Croatia also interested in building of second unit at NPP Krsko19. August 2020. / SEE Energy News
Slovenia plans to build a new unit and expand the nuclear power plant Krsko and Croatia is surely interested in this expansion project. Croatian physicist Tonci Tadic commented on recent developments of neighboring Slovenia’s intentions to build a second unit of the nuclear power plant Krsko.
He said that Slovenia has not yet made a final decision on the construction, and the precondition is the construction of a repository for low and intermediate level radioactive waste in Vrbina. Tadic stressed that it would be reasonable for Croatia to participate in the construction of the second unit of NPP Krsko. The plant is co-owned by Slovenia and Croatia, and by the beginning of construction the repository issue will be solved, namely the problem of financing the decommissioning of NPP Krsko, which has been the main stumbling block so far. He believes that Slovenia would not reject Croatia’s offer to help finance the construction of second unit, adding that there is no point to oppose the construction because Slovenia will most likely build the new unit with or without Croatia’s participation, so it is better for the country to benefit from another source of affordable electricity.
State Secretary at the Slovenian Ministry of Infrastructure Blaz Kosorok said that Slovenia is and will remain a nuclear country, adding that it needs to build the second reactor at NPP Krsko.
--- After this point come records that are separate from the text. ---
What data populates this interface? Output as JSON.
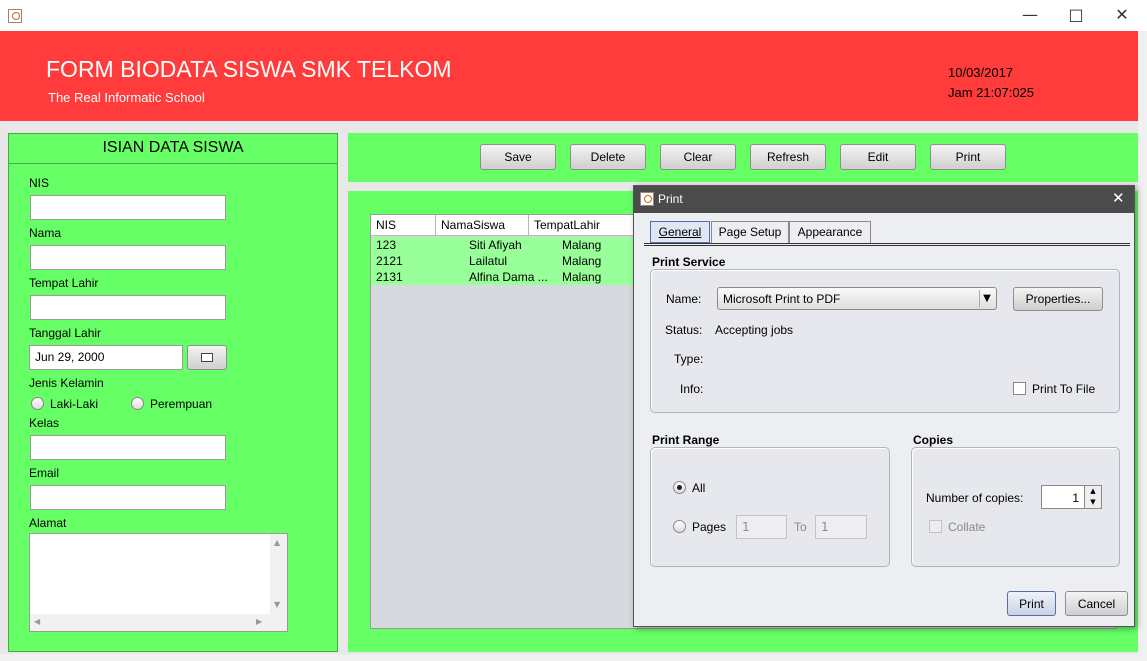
{
  "header": {
    "title": "FORM BIODATA SISWA SMK TELKOM",
    "subtitle": "The Real Informatic School",
    "date": "10/03/2017",
    "time": "Jam 21:07:025"
  },
  "form": {
    "heading": "ISIAN DATA SISWA",
    "nis_label": "NIS",
    "nama_label": "Nama",
    "tempat_lahir_label": "Tempat Lahir",
    "tanggal_lahir_label": "Tanggal Lahir",
    "tanggal_lahir_value": "Jun 29, 2000",
    "jenis_kelamin_label": "Jenis Kelamin",
    "gender_options": [
      "Laki-Laki",
      "Perempuan"
    ],
    "kelas_label": "Kelas",
    "email_label": "Email",
    "alamat_label": "Alamat"
  },
  "toolbar": {
    "buttons": [
      "Save",
      "Delete",
      "Clear",
      "Refresh",
      "Edit",
      "Print"
    ]
  },
  "table": {
    "columns": [
      "NIS",
      "NamaSiswa",
      "TempatLahir"
    ],
    "rows": [
      [
        "123",
        "Siti Afiyah",
        "Malang"
      ],
      [
        "2121",
        "Lailatul",
        "Malang"
      ],
      [
        "2131",
        "Alfina Dama ...",
        "Malang"
      ]
    ]
  },
  "dialog": {
    "title": "Print",
    "tabs": [
      "General",
      "Page Setup",
      "Appearance"
    ],
    "print_service_title": "Print Service",
    "name_label": "Name:",
    "printer_name": "Microsoft Print to PDF",
    "properties_button": "Properties...",
    "status_label": "Status:",
    "status_value": "Accepting jobs",
    "type_label": "Type:",
    "info_label": "Info:",
    "print_to_file_label": "Print To File",
    "print_range_title": "Print Range",
    "range_all_label": "All",
    "range_pages_label": "Pages",
    "pages_from": "1",
    "pages_to_label": "To",
    "pages_to": "1",
    "copies_title": "Copies",
    "copies_label": "Number of copies:",
    "copies_value": "1",
    "collate_label": "Collate",
    "print_button": "Print",
    "cancel_button": "Cancel"
  },
  "colors": {
    "header_red": "#ff3b3b",
    "panel_green": "#66ff66",
    "row_green": "#99ff99"
  }
}
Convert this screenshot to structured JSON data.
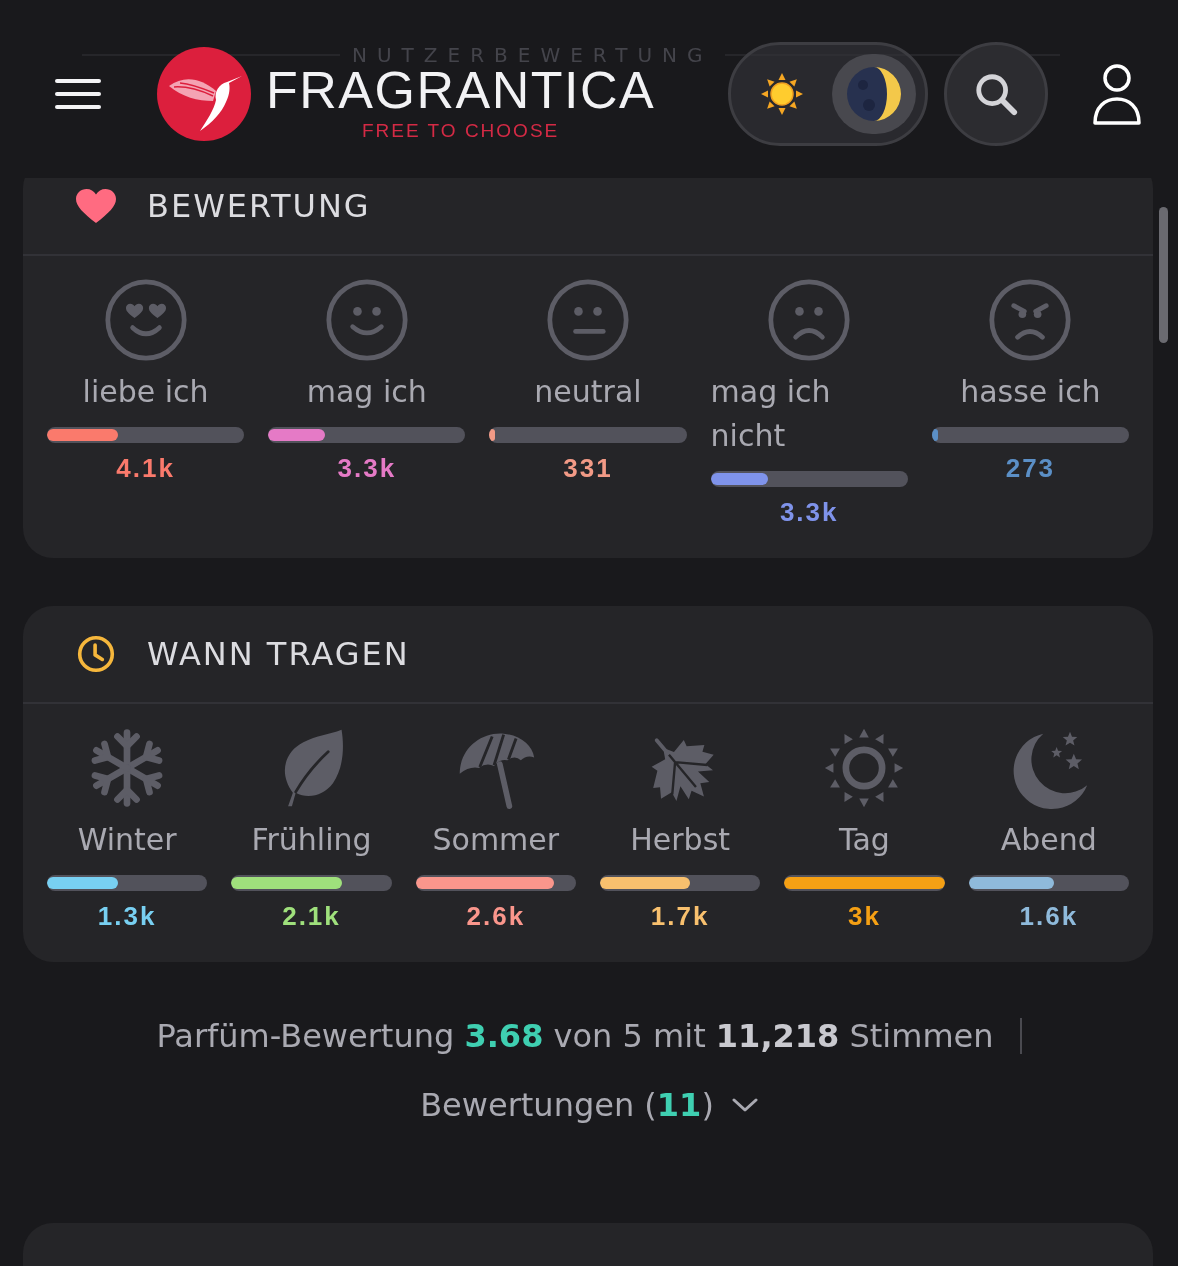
{
  "header": {
    "background_heading": "NUTZERBEWERTUNG",
    "logo": {
      "name": "FRAGRANTICA",
      "tagline": "FREE TO CHOOSE"
    },
    "theme_toggle": [
      {
        "kind": "light",
        "selected": false
      },
      {
        "kind": "dark",
        "selected": true
      }
    ]
  },
  "rating_card": {
    "title": "BEWERTUNG",
    "items": [
      {
        "kind": "love",
        "label": "liebe ich",
        "level": 0.36,
        "value": "4.1k",
        "color": "#fa7a6c"
      },
      {
        "kind": "like",
        "label": "mag ich",
        "level": 0.29,
        "value": "3.3k",
        "color": "#e57ac6"
      },
      {
        "kind": "neutral",
        "label": "neutral",
        "level": 0.03,
        "value": "331",
        "color": "#f29a86"
      },
      {
        "kind": "dislike",
        "label": "mag ich nicht",
        "level": 0.29,
        "value": "3.3k",
        "color": "#7f93ea"
      },
      {
        "kind": "hate",
        "label": "hasse ich",
        "level": 0.03,
        "value": "273",
        "color": "#5b8fc6"
      }
    ]
  },
  "wear_card": {
    "title": "WANN TRAGEN",
    "items": [
      {
        "kind": "winter",
        "label": "Winter",
        "level": 0.44,
        "value": "1.3k",
        "color": "#78d0f2"
      },
      {
        "kind": "spring",
        "label": "Frühling",
        "level": 0.69,
        "value": "2.1k",
        "color": "#9fe07c"
      },
      {
        "kind": "summer",
        "label": "Sommer",
        "level": 0.86,
        "value": "2.6k",
        "color": "#fa968c"
      },
      {
        "kind": "autumn",
        "label": "Herbst",
        "level": 0.56,
        "value": "1.7k",
        "color": "#f8c06e"
      },
      {
        "kind": "day",
        "label": "Tag",
        "level": 1,
        "value": "3k",
        "color": "#f5a014"
      },
      {
        "kind": "night",
        "label": "Abend",
        "level": 0.53,
        "value": "1.6k",
        "color": "#8fbadb"
      }
    ]
  },
  "summary": {
    "text": "Parfüm-Bewertung **3.68** von 5 mit **11,218** Stimmen",
    "reviews": {
      "label": "Bewertungen (**11**)",
      "expanded": false
    }
  }
}
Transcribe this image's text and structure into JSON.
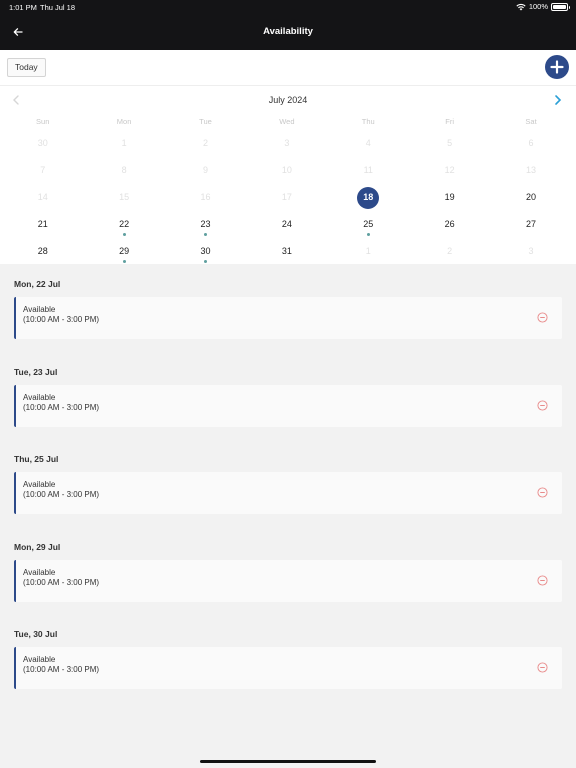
{
  "status_bar": {
    "time": "1:01 PM",
    "date": "Thu Jul 18",
    "battery": "100%"
  },
  "header": {
    "title": "Availability"
  },
  "toolbar": {
    "today_label": "Today"
  },
  "calendar": {
    "month_title": "July 2024",
    "weekdays": [
      "Sun",
      "Mon",
      "Tue",
      "Wed",
      "Thu",
      "Fri",
      "Sat"
    ],
    "weeks": [
      [
        "30",
        "1",
        "2",
        "3",
        "4",
        "5",
        "6"
      ],
      [
        "7",
        "8",
        "9",
        "10",
        "11",
        "12",
        "13"
      ],
      [
        "14",
        "15",
        "16",
        "17",
        "18",
        "19",
        "20"
      ],
      [
        "21",
        "22",
        "23",
        "24",
        "25",
        "26",
        "27"
      ],
      [
        "28",
        "29",
        "30",
        "31",
        "1",
        "2",
        "3"
      ]
    ],
    "selected_day": "18"
  },
  "availability": [
    {
      "date": "Mon, 22 Jul",
      "status": "Available",
      "time": "(10:00 AM - 3:00 PM)"
    },
    {
      "date": "Tue, 23 Jul",
      "status": "Available",
      "time": "(10:00 AM - 3:00 PM)"
    },
    {
      "date": "Thu, 25 Jul",
      "status": "Available",
      "time": "(10:00 AM - 3:00 PM)"
    },
    {
      "date": "Mon, 29 Jul",
      "status": "Available",
      "time": "(10:00 AM - 3:00 PM)"
    },
    {
      "date": "Tue, 30 Jul",
      "status": "Available",
      "time": "(10:00 AM - 3:00 PM)"
    }
  ],
  "colors": {
    "accent": "#2d4a8a",
    "nav_bg": "#141416",
    "remove": "#e88a8a",
    "next_arrow": "#2a9fd6",
    "dot": "#5fa0a0"
  },
  "icons": {
    "back": "arrow-left-icon",
    "add": "plus-icon",
    "prev": "chevron-left-icon",
    "next": "chevron-right-icon",
    "remove": "minus-circle-icon"
  }
}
Last month, Croatian Minister of Energy Tomislav Coric said that Croatia would not mind getting a stable and relatively large source of electricity from the second unit of NPP Krsko. He said that if Slovenia decides to build the second unit and offers potential partners a share in financing of this expensive project, Croatia should consider participating in this long-term and stable source of electricity. Croatia, as a co-owner of a nuclear power plant and a neighboring country, is currently participating in a public debate on the cross-border impact of the project. The co-ownership relationship between Slovenia and Croatia has not passed without disagreements in recent years, and the issue of radioactive waste storage, which is also a problem in relations with Bosnia and Herzegovina, is currently unresolved. In this regard, Minister Coric reiterated that Slovenia’s offer for a joint repository in Vrbina is not acceptable to Croatia because the country would not be able to store all the remaining radioactive waste there. Croatia currently produces about 60 % of its electricity consumption, while the rest is imported.